I have no idea what kind of animal or reptile this skull belongs to but everyone including 3 vets that examined it said snake. I will run it by the lab at the college as soon as I get a chance and see what they think.


----------



## Margo_C-T (Sep 26, 2010)

Well, I don't think I've ever seen a snake skull per se, but the fact that it doesn't have the 'usual' fully-encircling eye sockets says to me that it indeed is one, and not a mammal skull. Hope you'll update us on what you find out when you take it by the college lab, Mary! Interesting find....!

Margo


----------



## bonloubri (Sep 26, 2010)

Here is a web site I found that might be of help.

http://en.wikipedia.org/wiki/Snake_skeleton

It doesn't look like a snake skull.


----------



## Matt73 (Sep 26, 2010)

Margo_C-T said:


> Well, I don't think I've ever seen a snake skull per se, but the fact that it doesn't have the 'usual' fully-encircling eye sockets says to me that it indeed is one, and not a mammal skull. Hope you'll update us on what you find out when you take it by the college lab, Mary! Interesting find....!
> 
> Margo
> 
> ...


----------



## Miniv (Sep 26, 2010)

Could it possibly be a lizard skull? Looking at the HALF eye sockets has me wondering.


----------



## Sterling (Sep 26, 2010)

Could it possibly be a bobcat?

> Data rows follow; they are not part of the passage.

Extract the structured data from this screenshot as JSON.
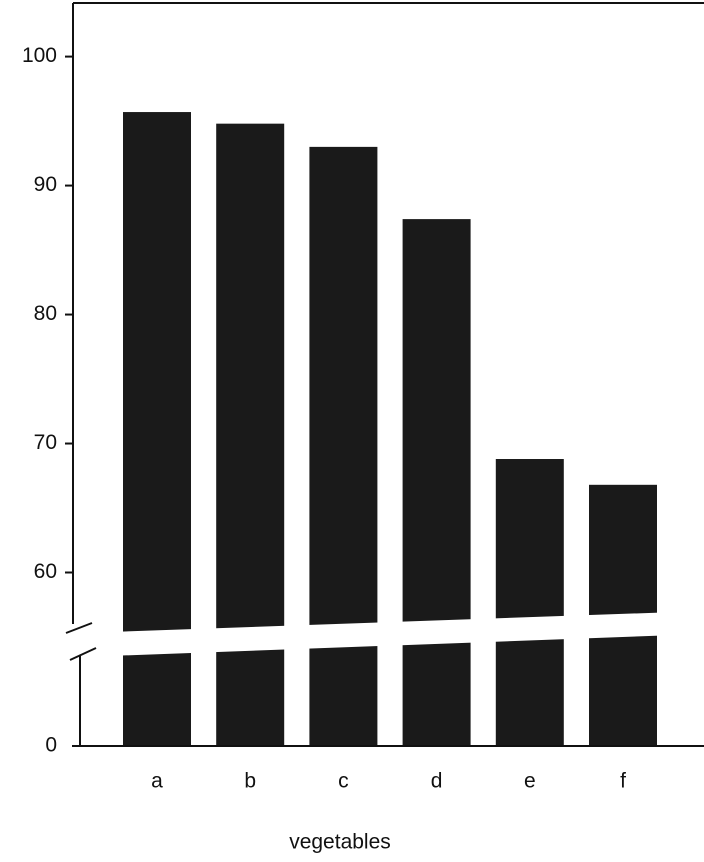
{
  "chart_data": {
    "type": "bar",
    "x_label": "vegetables",
    "categories": [
      "a",
      "b",
      "c",
      "d",
      "e",
      "f"
    ],
    "values": [
      95.7,
      94.8,
      93.0,
      87.4,
      68.8,
      66.8
    ],
    "color": "#1a1a1a",
    "ylim": [
      0,
      104
    ],
    "yticks": [
      0,
      60,
      70,
      80,
      90,
      100
    ],
    "axis_break": true
  }
}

Their skulls are more round than say a canine...maybe a small bobcat in this case?


----------



## TangoMango (Sep 26, 2010)

I wonder, it looks a lot like a raccoon skull, that possibly the lower parts of the eye sockets eroded away with along with the lower jaw.


----------



## disneyhorse (Sep 26, 2010)

I'm going to agree with the majority and say it is NOT a reptile, most reptiles (snake, lizard, turtle) have very flat skulls.

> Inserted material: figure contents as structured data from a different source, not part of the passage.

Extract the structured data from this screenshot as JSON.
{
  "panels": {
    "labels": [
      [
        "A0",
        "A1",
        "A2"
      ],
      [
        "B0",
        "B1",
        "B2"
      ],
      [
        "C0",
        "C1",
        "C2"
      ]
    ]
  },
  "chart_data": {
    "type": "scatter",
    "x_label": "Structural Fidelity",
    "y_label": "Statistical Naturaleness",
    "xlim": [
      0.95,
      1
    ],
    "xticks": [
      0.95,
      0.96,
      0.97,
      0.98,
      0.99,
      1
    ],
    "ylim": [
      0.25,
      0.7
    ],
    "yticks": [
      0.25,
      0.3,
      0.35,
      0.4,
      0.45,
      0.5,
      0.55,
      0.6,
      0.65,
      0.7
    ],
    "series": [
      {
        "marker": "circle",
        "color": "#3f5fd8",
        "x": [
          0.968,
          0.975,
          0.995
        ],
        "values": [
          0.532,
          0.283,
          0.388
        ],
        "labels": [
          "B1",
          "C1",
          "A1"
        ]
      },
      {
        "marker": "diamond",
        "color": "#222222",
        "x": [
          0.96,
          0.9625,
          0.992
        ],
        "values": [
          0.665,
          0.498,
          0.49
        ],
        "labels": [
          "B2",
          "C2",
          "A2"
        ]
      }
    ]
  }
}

The lower part of the eye sockets are the zygomatic arches. The cat family is very well known for having open zygomatic arches, if I remember correctly from all of my wildlife anatomy drawing classes... Could it be a small cat?

Andrea


----------



## disneyhorse (Sep 26, 2010)

Oooohhh raccoon skull is a good guess. The only other one that it might also be is a rabbit skull, at least by looking at my art anatomy books...

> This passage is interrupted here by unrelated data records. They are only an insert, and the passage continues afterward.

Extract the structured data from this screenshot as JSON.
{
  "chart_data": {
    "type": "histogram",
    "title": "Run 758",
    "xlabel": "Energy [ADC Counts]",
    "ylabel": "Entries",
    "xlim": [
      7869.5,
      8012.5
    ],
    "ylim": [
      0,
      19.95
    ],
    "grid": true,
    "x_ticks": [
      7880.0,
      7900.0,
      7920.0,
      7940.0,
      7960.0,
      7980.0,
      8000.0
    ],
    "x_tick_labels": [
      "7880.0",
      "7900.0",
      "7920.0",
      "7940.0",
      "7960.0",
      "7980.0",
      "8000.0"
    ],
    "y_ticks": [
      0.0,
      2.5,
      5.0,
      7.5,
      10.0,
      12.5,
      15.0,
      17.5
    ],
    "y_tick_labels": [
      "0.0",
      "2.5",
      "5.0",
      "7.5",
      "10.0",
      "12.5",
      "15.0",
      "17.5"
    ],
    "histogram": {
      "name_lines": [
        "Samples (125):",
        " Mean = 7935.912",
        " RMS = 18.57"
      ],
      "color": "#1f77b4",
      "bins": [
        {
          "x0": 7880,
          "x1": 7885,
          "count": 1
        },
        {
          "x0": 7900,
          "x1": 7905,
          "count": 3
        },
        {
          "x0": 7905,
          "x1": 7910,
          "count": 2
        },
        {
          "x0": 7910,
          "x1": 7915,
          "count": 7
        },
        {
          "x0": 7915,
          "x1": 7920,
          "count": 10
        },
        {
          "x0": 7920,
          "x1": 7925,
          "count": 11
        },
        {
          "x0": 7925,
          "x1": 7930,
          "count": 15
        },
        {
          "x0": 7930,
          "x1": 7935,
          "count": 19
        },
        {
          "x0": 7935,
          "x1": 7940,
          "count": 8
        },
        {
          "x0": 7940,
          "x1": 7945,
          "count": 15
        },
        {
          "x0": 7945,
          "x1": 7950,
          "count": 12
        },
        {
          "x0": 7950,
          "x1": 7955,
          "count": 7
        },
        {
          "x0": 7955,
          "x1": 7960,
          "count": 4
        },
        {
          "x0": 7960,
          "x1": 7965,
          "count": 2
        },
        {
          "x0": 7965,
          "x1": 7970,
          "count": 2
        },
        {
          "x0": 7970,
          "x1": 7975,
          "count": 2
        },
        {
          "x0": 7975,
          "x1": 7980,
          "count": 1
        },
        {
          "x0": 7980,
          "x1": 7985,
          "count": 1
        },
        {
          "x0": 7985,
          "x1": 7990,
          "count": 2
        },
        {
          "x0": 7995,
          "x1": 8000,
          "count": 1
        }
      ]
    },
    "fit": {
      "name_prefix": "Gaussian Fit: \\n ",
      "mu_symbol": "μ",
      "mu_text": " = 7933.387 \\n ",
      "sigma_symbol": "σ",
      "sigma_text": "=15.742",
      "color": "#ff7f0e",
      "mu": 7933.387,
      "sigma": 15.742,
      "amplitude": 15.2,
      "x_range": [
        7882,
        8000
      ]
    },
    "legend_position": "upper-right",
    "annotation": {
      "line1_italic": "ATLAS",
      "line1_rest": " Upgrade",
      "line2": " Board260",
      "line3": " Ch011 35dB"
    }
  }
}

Still pretty darn sure it's not reptilian...

Andrea


----------



## Mona (Sep 26, 2010)

WOW, that raccoon skull that TangoMango posted photos of looks just like it, so I am guessing that would be it!


----------



## Charley (Sep 27, 2010)

maybe part of a squirrel skull


----------



## Matt73 (Sep 27, 2010)

I'm going with raccoon, too


----------



## Margo_C-T (Sep 27, 2010)

Yes, with the 'missing pieces' reinstated, I'd agree with raccoon skull. Interesting how precisely the missing parts 'eroded', with almost surgical precision!

Margo


----------